Each workshop focused on one outcome from the current R&D Plan to develop a roadmap forward. These outcomes are:

  1. Growth for enduring prosperity;
  2. Best practices and production systems;
  3. A culture that is inclusive and forward thinking;
  4. Fair and secure access to aquatic resources; and
  5. Community trust, respect and value.

The roadmapping challenge used a reverse-engineering approach, working backwards from the desired outcome.

For each specific R&D Plan outcome, participants considered what results are needed to deliver success, what ‘deliverables’ or products might be needed to achieve those results, and what activities or initiatives are needed to produce those deliverables. Finally, discussion identified the critical inputs required to allow activities to be undertaken.

“What are the critical things that need to be done to enable growth for fishing and aquaculture in social, economic and ecological terms – that’s what we’re trying to identify in the first roadmapping process, focusing on R&D Plan Outcome 1,” says Matt Barwick.

“Then we can explore which of those things the FRDC is well placed to help deliver.

But starting with a broad focus and then narrowing it down enables a more detailed and complete conversation about what is needed, and what each player can contribute to the shared challenge.”


An example of the roadmap canvas developed by participants during the first workshop, which focused on the FRDC’s Outcome 1: Growth for enduring prosperity.

Discussion during the workshop highlighted the ongoing impacts of ‘old wounds’ and conflicts within sectors, between sectors, with resources managers and with vested political and commercial interests committed to protecting the status quo.

Across all of the five workshops, participants identified it would be crucial to address these issues if a vision based on collaboration, forward thinking, inclusiveness and trust is to be achieved.
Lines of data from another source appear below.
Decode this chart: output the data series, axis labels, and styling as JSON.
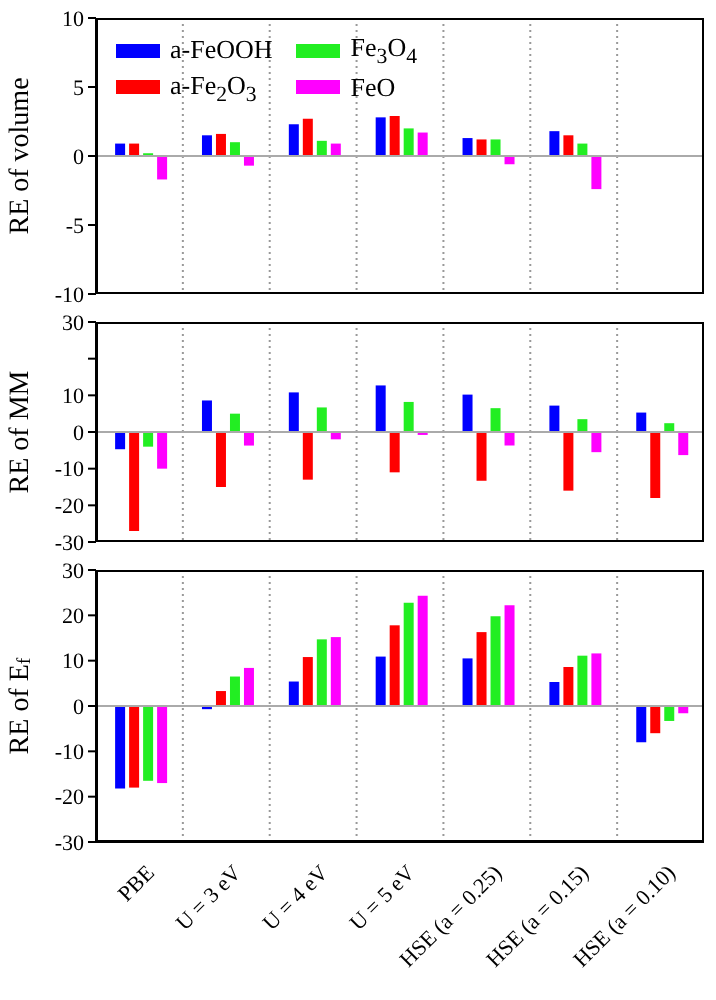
{
  "chart_data": [
    {
      "type": "bar",
      "ylabel": "RE of volume",
      "series": [
        {
          "name": "a-FeOOH",
          "color": "#0000ff",
          "values": [
            0.9,
            1.5,
            2.3,
            2.8,
            1.3,
            1.8,
            null
          ]
        },
        {
          "name": "a-Fe$_{2}$O$_{3}$",
          "color": "#ff0000",
          "values": [
            0.9,
            1.6,
            2.7,
            2.9,
            1.2,
            1.5,
            null
          ]
        },
        {
          "name": "Fe$_{3}$O$_{4}$",
          "color": "#22ee22",
          "values": [
            0.2,
            1.0,
            1.1,
            2.0,
            1.2,
            0.9,
            null
          ]
        },
        {
          "name": "FeO",
          "color": "#ff00ff",
          "values": [
            -1.7,
            -0.7,
            0.9,
            1.7,
            -0.6,
            -2.4,
            null
          ]
        }
      ],
      "ylim": [
        -10,
        10
      ],
      "yticks": [
        -10,
        -5,
        0,
        5,
        10
      ],
      "grid": "x",
      "legend": "top left",
      "tick_labels": "y",
      "ref_lines": [
        {
          "axis": "y",
          "value": 0,
          "color": "#aaaaaa"
        }
      ]
    },
    {
      "type": "bar",
      "ylabel": "RE of MM",
      "series": [
        {
          "color": "#0000ff",
          "values": [
            -4.7,
            8.6,
            10.8,
            12.7,
            10.2,
            7.2,
            5.3
          ]
        },
        {
          "color": "#ff0000",
          "values": [
            -27,
            -15,
            -13,
            -11,
            -13.3,
            -16,
            -18
          ]
        },
        {
          "color": "#22ee22",
          "values": [
            -4,
            5,
            6.7,
            8.2,
            6.5,
            3.5,
            2.4
          ]
        },
        {
          "color": "#ff00ff",
          "values": [
            -10,
            -3.7,
            -2,
            -0.8,
            -3.7,
            -5.5,
            -6.3
          ]
        }
      ],
      "ylim": [
        -30,
        30
      ],
      "yticks": [
        -30,
        -20,
        -10,
        0,
        10,
        {
          "value": 20,
          "label": null
        },
        30
      ],
      "grid": "x",
      "tick_labels": "y",
      "ref_lines": [
        {
          "axis": "y",
          "value": 0,
          "color": "#aaaaaa"
        }
      ]
    },
    {
      "type": "bar",
      "ylabel": "RE of E$_{f}$",
      "categories": [
        "PBE",
        "U = 3 eV",
        "U = 4 eV",
        "U = 5 eV",
        "HSE (a = 0.25)",
        "HSE (a = 0.15)",
        "HSE (a = 0.10)"
      ],
      "series": [
        {
          "color": "#0000ff",
          "values": [
            -18.2,
            -0.7,
            5.4,
            10.9,
            10.5,
            5.3,
            -8
          ]
        },
        {
          "color": "#ff0000",
          "values": [
            -18,
            3.3,
            10.8,
            17.8,
            16.3,
            8.6,
            -6
          ]
        },
        {
          "color": "#22ee22",
          "values": [
            -16.5,
            6.5,
            14.7,
            22.8,
            19.8,
            11.1,
            -3.3
          ]
        },
        {
          "color": "#ff00ff",
          "values": [
            -17,
            8.4,
            15.2,
            24.3,
            22.2,
            11.6,
            -1.6
          ]
        }
      ],
      "ylim": [
        -30,
        30
      ],
      "yticks": [
        -30,
        -20,
        -10,
        0,
        10,
        20,
        30
      ],
      "grid": "x",
      "ref_lines": [
        {
          "axis": "y",
          "value": 0,
          "color": "#aaaaaa"
        }
      ]
    }
  ]
}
“Ultimately, if the shared vision is something that people from all sectors can unify behind, the roadmaps help to identify how people can work together to achieve that vision, enabling the FRDC to understand how we can use R&D to assist – that’s our aim. It’s about getting a broader cross-section of the Australian community together to build consensus, awareness and push in the same direction,” Matt Barwick says.

Roadmaps for each of the five outcomes are expected to be launched in January 2021 and will help inform investment under the R&D Plan. However, Matt Barwick points out that roadmaps are ‘living’ documents that can evolve along with further discussion and debate across the sector as a whole, and as progress is made and more is learned.
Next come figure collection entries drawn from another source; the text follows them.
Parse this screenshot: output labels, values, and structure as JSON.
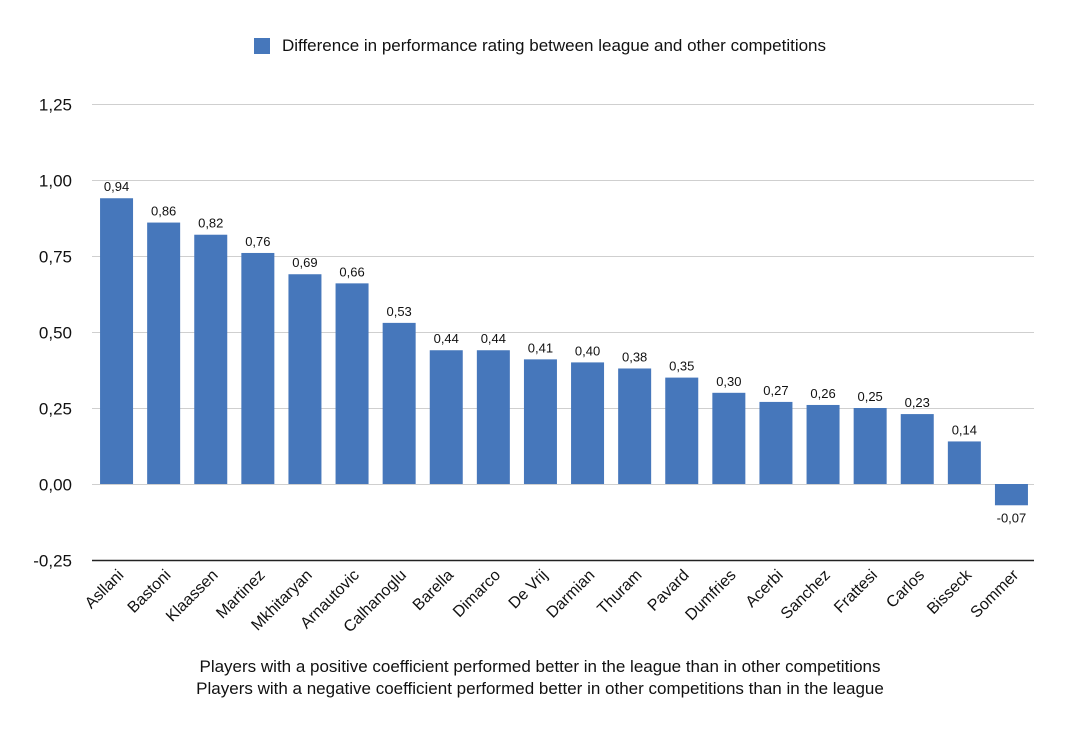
{
  "chart_data": {
    "type": "bar",
    "legend": {
      "entries": [
        "Difference in performance rating between league and other competitions"
      ],
      "position": "top-center"
    },
    "categories": [
      "Asllani",
      "Bastoni",
      "Klaassen",
      "Martinez",
      "Mkhitaryan",
      "Arnautovic",
      "Calhanoglu",
      "Barella",
      "Dimarco",
      "De Vrij",
      "Darmian",
      "Thuram",
      "Pavard",
      "Dumfries",
      "Acerbi",
      "Sanchez",
      "Frattesi",
      "Carlos",
      "Bisseck",
      "Sommer"
    ],
    "series": [
      {
        "name": "Difference in performance rating between league and other competitions",
        "values": [
          0.94,
          0.86,
          0.82,
          0.76,
          0.69,
          0.66,
          0.53,
          0.44,
          0.44,
          0.41,
          0.4,
          0.38,
          0.35,
          0.3,
          0.27,
          0.26,
          0.25,
          0.23,
          0.14,
          -0.07
        ],
        "labels": [
          "0,94",
          "0,86",
          "0,82",
          "0,76",
          "0,69",
          "0,66",
          "0,53",
          "0,44",
          "0,44",
          "0,41",
          "0,40",
          "0,38",
          "0,35",
          "0,30",
          "0,27",
          "0,26",
          "0,25",
          "0,23",
          "0,14",
          "-0,07"
        ],
        "color": "#4677BB"
      }
    ],
    "yticks": [
      -0.25,
      0,
      0.25,
      0.5,
      0.75,
      1.0,
      1.25
    ],
    "ytick_labels": [
      "-0,25",
      "0,00",
      "0,25",
      "0,50",
      "0,75",
      "1,00",
      "1,25"
    ],
    "ylim": [
      -0.25,
      1.25
    ],
    "grid": true,
    "xlabel": "",
    "ylabel": "",
    "notes": [
      "Players with a positive coefficient performed better in the league than in other competitions",
      "Players with a negative coefficient performed better in other competitions than in the league"
    ]
  }
}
The new process being undertaken by the FRDC is also a great example of collaboration across the agribusiness systems. Insights collected through the roadmapping process will feed into an initiative by Food Innovation Australia Ltd (FIAL), which aims to help increase the value of Australia’s food and agribusiness sectors to more than $200 billion by 2030.

The roadmaps will also help to inform the development of a National Fisheries Plan.

View the FRDC Research & Development Plan 2020-2025 online on the FRDC’s website.

The roadmapping proccess – an example

Desired outcome: a sustainable, productive food and agribusiness industry.

Result needed to achieve this, or ‘what success looks like’: the prolific use of big data and precision agriculture.

Deliverables on which the result can be achieved: adoption of technologies that support profitable businesses; trusted processes for data sharing.

Activities required to generate these deliverables: creation of incubator programs to accelerate R&D and scale technologies; processes to identify and incorporate the evolving and real-time needs of producers into new products and services.

Initial essential inputs needed to undertake required activities: a workforce with the necessary skills; data standards for the collection, storage and sharing.